Hüdayi Vakfı'ndan İbb İle İlgili Basın Açıklaması

Aziz Mahmud Hüdayi Vakfı, İBB Ortak Hizmet Protokolü çerçevesinde nakdî yardım aldığı iddialarına ve yurt hizmetlerinin hukuk dışı gösterilmesi gibi maruz kaldığı iftira ve karalama kampanyalarına cevap verdi.

AZİZ MİLLETİMİZE SAYGIYLA…

27.08.2019 tarihinde İstanbul Büyükşehir Belediyesi (İBB) tarafından ilan edilen; bazı vakıflarla yapılan yurt protokollerinin feshedildiğinin beyanı, kamuoyunda bilgi karmaşasına ve yanlış algıların oluşmasına sebebiyet verdiğinden milletimizi doğru bilgilendirme zarureti ortaya çıkmıştır.

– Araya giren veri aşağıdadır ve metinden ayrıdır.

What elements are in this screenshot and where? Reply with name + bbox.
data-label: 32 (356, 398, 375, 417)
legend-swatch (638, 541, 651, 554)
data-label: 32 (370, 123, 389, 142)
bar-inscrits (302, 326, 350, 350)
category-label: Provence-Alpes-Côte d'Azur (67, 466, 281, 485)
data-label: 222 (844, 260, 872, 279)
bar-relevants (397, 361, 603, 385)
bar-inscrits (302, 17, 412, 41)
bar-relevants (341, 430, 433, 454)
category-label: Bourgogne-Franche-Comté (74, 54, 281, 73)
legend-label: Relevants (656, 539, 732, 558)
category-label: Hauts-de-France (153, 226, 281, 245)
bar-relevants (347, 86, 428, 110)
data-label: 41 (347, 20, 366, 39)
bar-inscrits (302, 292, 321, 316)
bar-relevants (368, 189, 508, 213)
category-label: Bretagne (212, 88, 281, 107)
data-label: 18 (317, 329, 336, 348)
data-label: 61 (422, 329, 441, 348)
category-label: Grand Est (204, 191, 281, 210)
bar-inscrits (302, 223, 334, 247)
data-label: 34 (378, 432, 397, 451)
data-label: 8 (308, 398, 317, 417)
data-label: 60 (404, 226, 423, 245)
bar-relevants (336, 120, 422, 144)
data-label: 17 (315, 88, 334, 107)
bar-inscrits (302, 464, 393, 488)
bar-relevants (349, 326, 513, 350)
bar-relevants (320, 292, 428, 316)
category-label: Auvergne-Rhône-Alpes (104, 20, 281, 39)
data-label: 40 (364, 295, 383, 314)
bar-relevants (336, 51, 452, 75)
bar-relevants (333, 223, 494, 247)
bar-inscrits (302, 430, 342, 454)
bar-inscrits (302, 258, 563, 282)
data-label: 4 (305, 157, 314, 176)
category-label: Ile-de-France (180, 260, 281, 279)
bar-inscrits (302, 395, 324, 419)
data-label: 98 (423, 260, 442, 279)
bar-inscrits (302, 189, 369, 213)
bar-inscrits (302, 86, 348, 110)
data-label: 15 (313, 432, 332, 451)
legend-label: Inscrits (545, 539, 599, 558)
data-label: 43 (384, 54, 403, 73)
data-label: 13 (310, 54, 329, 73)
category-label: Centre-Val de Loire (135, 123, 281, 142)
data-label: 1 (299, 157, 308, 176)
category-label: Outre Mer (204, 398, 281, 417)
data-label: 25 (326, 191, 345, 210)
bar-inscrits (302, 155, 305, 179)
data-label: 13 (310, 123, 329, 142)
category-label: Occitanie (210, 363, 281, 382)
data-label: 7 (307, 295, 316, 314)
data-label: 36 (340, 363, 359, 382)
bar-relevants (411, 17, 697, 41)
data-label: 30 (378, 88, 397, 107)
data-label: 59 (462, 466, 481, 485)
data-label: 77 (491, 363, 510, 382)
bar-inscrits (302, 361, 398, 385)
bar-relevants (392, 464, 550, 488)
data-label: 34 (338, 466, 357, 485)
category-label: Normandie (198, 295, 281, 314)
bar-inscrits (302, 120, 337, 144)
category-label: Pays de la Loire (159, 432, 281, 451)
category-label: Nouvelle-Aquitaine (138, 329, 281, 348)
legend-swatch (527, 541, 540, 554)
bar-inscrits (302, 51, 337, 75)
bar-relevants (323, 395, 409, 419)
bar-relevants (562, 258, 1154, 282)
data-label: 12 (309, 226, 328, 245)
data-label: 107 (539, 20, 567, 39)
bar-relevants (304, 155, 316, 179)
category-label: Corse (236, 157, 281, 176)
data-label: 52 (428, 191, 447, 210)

  • İsmini Anadolu erenlerinden Aziz Mahmûd Hüdâyi Hazretlerinden alan ve kadîm geleneği temsil eden vakfımız; 1985 yılında işadamları, akademisyenler ve hukukçulardan oluşan ahiret kaygısıyla Allah rızasını gözeten gönüllü bir grup hayırsever tarafından kurulmuştur. İrfâni kültürün yaşatılmasını, topluma yönelik sosyal sorumluluk projelerinin hayata geçirilmesini faaliyetlerinin merkezine yerleştirmiştir.
  • Bugün, ülkemizde ve gönül coğrafyamızda “eğitim” ve “insani yardım” faaliyetleri yürüten vakfımız, Bakanlar Kurulu kararıyla “Kamu Yararı” statüsünde çalışan, BM tarafından “ECOSOC” üyeliğine seçilmiş, ülkemizde ve uluslararası platformda bilinen, saygın bir sivil toplum kuruluşudur.
  • Vakfımız, herhangi bir ticarî faaliyetin içerisinde olmamış, giderlerine fon sağlamak maksadıyla şirket kurmak ya da gelir getirici bir yapı oluşturmak gibi bir çalışma yürütmemiştir. Vakfımızın genel bütçesi; çok büyük oranda (%80) kurucu mütevelli heyeti üyeleri tarafından, kalan kısmı da teberruda bulunan hayırseverlerin bağışlarıyla karşılanmaktadır. Bununla birlikte vakfımız, sair zamanlarda çeşitli kurum ve kuruluşların sunmuş olduğu hak ve imkânlardan, teşviklerden, projelerden, yasalar ve kanunlar çerçevesinde istifade etmiştir ve etmeye de devam edecektir.
  • Özellikle 15 Temmuz sürecinde ortaya çıkan öğrenci barınma hizmetlerindeki büyük açığı kapatma adına, devletimizin ve milletimizin yanında yer almayı önemli bir vazife bilmiştir. İBB ile yapılan yurt işletme protokolü, bu zaruret sonucunda ortaya çıkmıştır. Bu protokol, İBB Belediye Meclisinin kararı[1] ile yürürlüğe giren hukukî bir işbirliğine dayanmaktadır. Söz konusu yurtlarda kalan öğrenciler, bu vatanın evlatlarıdır ve onlara sahip çıkmak hepimizin görevidir. Geleceğimiz olan gençlerimizin mağdur edilmemesi adına, devletin, yerel yönetimlerin ve STK’ların işbirliği yapması, her şeyden önce takdir edilecek güzel bir dayanışma örneğidir. Hal böyleyken, bu işbirliğinin sanki bir suçmuş gibi kamuoyuna takdimi, fedakâr ve hayırsever insanımızı inciten ve yaralayan bir davranış olmuştur.
  • Bu protokol çerçevesinde vakfımıza ait yurtlarımızın küçük bir bölümü, İBB tarafından kiralanan binalarda hizmetlerini yürütmektedir. Bu protokol gereği olarak vakfımıza aktarılan herhangi bir nakdî bedel asla söz konusu olmamıştır. Vakfımız, hiçbir yurt işletmesinden para kazanmayı gaye edinmediği gibi, aksine sübvanse ederek bu hizmetleri sürdürmektedir. Devletin denetimi ve gözetimi altında faaliyet gösteren vakıflara yönelik vehim ve hayal mahsulü yanlış algılar üretmek, milletimizin menfaatine ve maslahatına hizmet etmemektedir.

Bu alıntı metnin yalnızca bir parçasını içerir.